Mais mon espace préféré, c’était la place centrale où s’affairaient des humain·es de tous horizons dans une cacophonie qui évoquait un genre de colonie de vacances surexcitée. L’idée, c’était de se retrouver pour faire une grande synchronisation. Le réseau dans les villages était tellement pourri qu’il était difficile de faire passer autre chose qu’un peu de texte. Alors tu viens avec ton disque dur, mettons ton Wikipédia local, tu récupères les modifs’ des autres et tu partages les tiennes. Forcément, ça merde tout le temps. Faut s’accrocher : machine engueule bidule parce qu’elle trouve sa technique de brassage super nulle — et lui signifie au passage qu’il ferait mieux d’aller planter des patates. Untel chipote sur l’exactitude historique d’une source. Les historien·nes, c’est vraiment les pires : ils restaient toute la journée à s’enguirlander sans rien lâcher. Les makers qui les jouxtent avaient généralement le temps de rédiger une dizaine de tutos pour fabriquer des machines à laver à pédales qu’on croirait tout droit sorties de l’enfer mécanique.
Mais au moins, on se parlait, on négociait, et comme on finissait par avoir soif, on se rassérénait et on essayait de trouver un compromis. On agençait les contributions, on ajoutait un peu de nuances, et on les mettait à disposition sur le hub central en décrétant la paix.
Bref, je pourrais écrire des pages et des pages, mais pour l’heure, il est temps de se lancer dans les préparatifs.
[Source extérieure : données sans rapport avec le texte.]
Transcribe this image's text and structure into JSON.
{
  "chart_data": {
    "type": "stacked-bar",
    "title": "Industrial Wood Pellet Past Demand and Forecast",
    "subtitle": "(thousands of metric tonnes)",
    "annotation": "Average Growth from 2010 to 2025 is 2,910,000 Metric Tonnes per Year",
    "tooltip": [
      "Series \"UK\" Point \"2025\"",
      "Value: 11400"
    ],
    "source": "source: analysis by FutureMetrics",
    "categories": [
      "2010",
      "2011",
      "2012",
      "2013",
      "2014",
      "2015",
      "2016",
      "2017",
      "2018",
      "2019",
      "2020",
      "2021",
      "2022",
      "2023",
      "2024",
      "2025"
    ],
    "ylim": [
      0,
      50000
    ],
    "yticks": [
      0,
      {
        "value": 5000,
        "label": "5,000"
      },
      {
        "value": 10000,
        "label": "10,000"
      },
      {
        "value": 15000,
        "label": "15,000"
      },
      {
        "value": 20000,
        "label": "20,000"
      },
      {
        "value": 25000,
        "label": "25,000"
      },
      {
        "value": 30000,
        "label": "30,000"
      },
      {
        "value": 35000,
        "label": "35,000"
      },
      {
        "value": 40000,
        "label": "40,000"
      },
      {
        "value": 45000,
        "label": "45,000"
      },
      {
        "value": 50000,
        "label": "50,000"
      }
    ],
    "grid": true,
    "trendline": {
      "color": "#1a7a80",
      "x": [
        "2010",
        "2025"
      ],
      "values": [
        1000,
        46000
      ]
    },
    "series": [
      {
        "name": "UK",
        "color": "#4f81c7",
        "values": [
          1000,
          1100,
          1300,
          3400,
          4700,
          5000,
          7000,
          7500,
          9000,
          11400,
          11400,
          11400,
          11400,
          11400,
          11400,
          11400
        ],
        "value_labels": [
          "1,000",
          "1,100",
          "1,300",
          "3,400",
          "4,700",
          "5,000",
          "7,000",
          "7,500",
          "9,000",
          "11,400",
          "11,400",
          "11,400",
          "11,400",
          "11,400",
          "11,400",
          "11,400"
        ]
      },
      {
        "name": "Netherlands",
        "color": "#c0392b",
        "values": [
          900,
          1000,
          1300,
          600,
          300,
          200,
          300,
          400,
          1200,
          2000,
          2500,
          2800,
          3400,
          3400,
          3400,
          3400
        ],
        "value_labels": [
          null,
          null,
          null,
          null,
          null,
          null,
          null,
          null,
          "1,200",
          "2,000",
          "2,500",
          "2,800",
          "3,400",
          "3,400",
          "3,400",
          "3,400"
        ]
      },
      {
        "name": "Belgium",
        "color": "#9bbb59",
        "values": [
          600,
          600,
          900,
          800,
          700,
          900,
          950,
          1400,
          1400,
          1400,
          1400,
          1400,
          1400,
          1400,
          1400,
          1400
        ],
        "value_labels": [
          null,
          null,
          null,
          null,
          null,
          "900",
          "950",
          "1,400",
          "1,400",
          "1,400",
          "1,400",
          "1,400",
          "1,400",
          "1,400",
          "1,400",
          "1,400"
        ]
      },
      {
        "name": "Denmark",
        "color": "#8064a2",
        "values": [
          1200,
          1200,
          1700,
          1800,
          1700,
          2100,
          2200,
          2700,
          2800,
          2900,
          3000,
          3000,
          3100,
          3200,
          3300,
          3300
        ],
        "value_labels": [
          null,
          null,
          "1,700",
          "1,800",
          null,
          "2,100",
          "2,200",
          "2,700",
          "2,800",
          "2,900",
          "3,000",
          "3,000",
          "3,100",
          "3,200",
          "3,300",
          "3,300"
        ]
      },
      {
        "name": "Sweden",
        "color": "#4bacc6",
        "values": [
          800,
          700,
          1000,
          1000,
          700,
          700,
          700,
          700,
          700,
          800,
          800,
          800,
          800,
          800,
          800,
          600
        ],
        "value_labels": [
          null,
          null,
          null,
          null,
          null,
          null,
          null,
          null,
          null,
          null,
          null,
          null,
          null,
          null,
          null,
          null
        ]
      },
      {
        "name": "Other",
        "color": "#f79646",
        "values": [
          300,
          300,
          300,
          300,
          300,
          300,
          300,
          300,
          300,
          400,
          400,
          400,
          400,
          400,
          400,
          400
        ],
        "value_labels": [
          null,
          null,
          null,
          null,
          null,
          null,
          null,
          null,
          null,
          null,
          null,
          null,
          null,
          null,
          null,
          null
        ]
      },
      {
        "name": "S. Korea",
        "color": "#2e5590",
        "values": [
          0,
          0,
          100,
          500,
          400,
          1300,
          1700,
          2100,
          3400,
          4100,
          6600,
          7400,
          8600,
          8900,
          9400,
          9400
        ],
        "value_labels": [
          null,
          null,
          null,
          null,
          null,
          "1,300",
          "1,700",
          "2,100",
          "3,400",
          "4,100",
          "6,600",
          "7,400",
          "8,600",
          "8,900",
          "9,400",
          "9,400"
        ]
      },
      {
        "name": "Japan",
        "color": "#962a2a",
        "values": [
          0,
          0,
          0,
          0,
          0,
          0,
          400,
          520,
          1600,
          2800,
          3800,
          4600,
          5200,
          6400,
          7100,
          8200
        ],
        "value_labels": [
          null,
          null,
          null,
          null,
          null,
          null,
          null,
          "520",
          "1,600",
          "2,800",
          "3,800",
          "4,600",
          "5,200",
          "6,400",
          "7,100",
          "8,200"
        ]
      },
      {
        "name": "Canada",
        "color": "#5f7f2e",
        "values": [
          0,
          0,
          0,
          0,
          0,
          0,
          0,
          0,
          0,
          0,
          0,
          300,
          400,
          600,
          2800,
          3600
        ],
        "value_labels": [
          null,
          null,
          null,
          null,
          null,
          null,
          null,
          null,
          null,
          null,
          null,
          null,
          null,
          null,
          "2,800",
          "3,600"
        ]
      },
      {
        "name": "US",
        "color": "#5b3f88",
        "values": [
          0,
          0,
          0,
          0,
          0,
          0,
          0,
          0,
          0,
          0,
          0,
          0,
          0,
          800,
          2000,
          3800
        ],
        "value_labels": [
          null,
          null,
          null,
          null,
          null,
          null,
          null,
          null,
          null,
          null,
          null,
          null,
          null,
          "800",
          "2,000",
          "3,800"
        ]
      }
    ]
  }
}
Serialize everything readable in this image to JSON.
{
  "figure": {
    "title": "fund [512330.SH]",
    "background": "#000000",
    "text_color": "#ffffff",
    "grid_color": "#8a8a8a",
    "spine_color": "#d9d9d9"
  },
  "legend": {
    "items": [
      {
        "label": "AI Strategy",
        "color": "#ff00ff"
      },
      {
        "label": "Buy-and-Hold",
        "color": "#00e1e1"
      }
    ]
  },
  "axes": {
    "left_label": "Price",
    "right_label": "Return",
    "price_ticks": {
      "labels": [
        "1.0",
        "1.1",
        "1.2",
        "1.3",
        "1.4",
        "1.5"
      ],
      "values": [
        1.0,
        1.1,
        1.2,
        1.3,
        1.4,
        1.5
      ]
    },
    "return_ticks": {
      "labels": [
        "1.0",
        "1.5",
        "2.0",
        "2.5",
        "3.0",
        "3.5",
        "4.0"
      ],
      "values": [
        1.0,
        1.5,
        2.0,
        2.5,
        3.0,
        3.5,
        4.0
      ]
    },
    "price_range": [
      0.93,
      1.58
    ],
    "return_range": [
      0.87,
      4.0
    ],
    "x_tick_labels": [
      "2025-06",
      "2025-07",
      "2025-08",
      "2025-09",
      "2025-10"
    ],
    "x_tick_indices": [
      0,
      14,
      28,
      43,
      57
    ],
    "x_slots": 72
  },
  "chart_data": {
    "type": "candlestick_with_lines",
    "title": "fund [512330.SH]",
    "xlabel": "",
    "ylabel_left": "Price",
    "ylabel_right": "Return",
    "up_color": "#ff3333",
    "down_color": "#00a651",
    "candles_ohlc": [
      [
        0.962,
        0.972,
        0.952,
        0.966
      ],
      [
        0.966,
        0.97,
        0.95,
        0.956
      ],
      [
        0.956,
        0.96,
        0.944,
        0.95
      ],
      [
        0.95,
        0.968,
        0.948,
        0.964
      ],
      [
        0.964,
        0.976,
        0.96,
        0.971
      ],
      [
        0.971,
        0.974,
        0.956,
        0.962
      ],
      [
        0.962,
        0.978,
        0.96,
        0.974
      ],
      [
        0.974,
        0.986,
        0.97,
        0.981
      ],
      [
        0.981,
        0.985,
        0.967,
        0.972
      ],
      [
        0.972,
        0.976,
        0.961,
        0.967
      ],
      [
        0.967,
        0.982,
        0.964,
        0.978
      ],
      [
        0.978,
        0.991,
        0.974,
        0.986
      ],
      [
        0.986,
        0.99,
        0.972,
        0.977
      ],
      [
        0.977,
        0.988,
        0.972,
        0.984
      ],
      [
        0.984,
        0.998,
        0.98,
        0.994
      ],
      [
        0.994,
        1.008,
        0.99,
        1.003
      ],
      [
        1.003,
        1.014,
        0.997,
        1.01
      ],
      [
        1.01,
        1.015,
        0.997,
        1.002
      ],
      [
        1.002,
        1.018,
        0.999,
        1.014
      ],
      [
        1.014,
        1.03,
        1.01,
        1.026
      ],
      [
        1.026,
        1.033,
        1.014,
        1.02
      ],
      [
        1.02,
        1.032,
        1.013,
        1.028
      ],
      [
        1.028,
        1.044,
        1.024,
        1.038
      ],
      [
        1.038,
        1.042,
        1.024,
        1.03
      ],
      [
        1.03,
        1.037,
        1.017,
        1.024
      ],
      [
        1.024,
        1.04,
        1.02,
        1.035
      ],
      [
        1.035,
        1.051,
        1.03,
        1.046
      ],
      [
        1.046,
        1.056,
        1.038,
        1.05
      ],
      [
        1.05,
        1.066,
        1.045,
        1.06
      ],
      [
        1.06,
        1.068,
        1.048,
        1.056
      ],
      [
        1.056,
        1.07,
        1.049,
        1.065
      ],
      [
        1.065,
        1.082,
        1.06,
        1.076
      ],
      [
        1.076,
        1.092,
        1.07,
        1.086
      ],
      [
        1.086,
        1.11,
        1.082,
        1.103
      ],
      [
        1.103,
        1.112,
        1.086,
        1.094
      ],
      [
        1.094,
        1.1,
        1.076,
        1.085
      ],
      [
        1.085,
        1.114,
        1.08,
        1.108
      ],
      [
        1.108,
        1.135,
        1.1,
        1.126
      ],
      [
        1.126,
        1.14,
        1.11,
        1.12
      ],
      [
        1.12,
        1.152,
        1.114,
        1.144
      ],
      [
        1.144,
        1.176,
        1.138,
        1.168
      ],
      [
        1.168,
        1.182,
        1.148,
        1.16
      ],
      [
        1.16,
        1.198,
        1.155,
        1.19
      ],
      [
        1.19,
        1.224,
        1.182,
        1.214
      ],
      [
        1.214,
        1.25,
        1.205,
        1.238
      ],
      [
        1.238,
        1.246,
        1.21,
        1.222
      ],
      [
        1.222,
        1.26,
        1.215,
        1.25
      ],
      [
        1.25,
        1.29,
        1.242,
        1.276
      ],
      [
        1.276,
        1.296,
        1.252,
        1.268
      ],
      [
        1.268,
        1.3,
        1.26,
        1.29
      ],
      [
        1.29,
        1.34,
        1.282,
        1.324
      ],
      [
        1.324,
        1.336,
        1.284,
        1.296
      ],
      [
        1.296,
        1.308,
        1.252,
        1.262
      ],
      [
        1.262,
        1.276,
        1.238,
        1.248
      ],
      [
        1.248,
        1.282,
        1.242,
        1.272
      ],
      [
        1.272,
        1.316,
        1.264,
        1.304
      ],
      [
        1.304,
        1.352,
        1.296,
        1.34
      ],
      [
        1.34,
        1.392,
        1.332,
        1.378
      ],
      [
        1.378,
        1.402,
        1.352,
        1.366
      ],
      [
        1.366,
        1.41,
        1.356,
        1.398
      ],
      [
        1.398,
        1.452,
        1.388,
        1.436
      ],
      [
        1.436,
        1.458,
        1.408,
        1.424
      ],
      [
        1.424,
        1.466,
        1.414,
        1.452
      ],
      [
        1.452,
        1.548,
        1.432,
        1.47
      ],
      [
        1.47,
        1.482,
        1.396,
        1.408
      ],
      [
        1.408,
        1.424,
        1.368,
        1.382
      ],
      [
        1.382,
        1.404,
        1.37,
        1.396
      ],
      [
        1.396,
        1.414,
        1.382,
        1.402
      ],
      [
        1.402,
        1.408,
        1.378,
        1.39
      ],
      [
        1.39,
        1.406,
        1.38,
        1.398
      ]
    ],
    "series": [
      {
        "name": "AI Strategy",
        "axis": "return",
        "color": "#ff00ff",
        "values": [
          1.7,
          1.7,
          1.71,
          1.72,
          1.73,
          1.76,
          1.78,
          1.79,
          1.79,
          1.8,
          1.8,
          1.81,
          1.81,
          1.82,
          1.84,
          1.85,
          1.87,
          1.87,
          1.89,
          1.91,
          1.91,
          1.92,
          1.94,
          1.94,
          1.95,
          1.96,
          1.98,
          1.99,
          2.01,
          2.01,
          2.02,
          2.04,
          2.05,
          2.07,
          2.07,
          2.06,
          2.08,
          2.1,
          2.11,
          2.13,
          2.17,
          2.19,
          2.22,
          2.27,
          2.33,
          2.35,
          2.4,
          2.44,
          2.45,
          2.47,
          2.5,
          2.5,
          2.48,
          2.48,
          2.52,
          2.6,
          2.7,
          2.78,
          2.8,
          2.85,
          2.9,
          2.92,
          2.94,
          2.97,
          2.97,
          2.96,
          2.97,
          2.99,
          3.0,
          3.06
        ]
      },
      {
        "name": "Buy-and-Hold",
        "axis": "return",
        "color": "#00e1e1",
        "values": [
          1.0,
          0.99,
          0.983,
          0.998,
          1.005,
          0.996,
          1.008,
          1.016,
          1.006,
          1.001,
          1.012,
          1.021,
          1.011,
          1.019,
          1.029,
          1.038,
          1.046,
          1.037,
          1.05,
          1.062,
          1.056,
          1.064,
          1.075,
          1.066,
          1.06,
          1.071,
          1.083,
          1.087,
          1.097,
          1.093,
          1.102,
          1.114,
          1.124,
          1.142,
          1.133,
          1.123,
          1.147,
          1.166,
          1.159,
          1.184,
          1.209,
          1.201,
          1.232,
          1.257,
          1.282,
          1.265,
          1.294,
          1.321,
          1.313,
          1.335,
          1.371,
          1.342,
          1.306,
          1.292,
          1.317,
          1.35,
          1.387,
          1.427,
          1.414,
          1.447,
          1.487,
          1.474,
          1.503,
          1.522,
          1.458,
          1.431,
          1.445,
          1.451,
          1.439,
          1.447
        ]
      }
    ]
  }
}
J’ai hâte de retrouver le collectif qui nous a filé les plans pour nos vélo-cargo, dont la moitié des suspensions a lâché au bout d’une semaine. D’une pierre deux coups : on leur filera les modifis’ que notre tech méca a fait pour que ça tienne, et on ramènera quelques caisses de kombucha et d’eau de vie — on évitera peut-être le topinambour, cette fois-ci.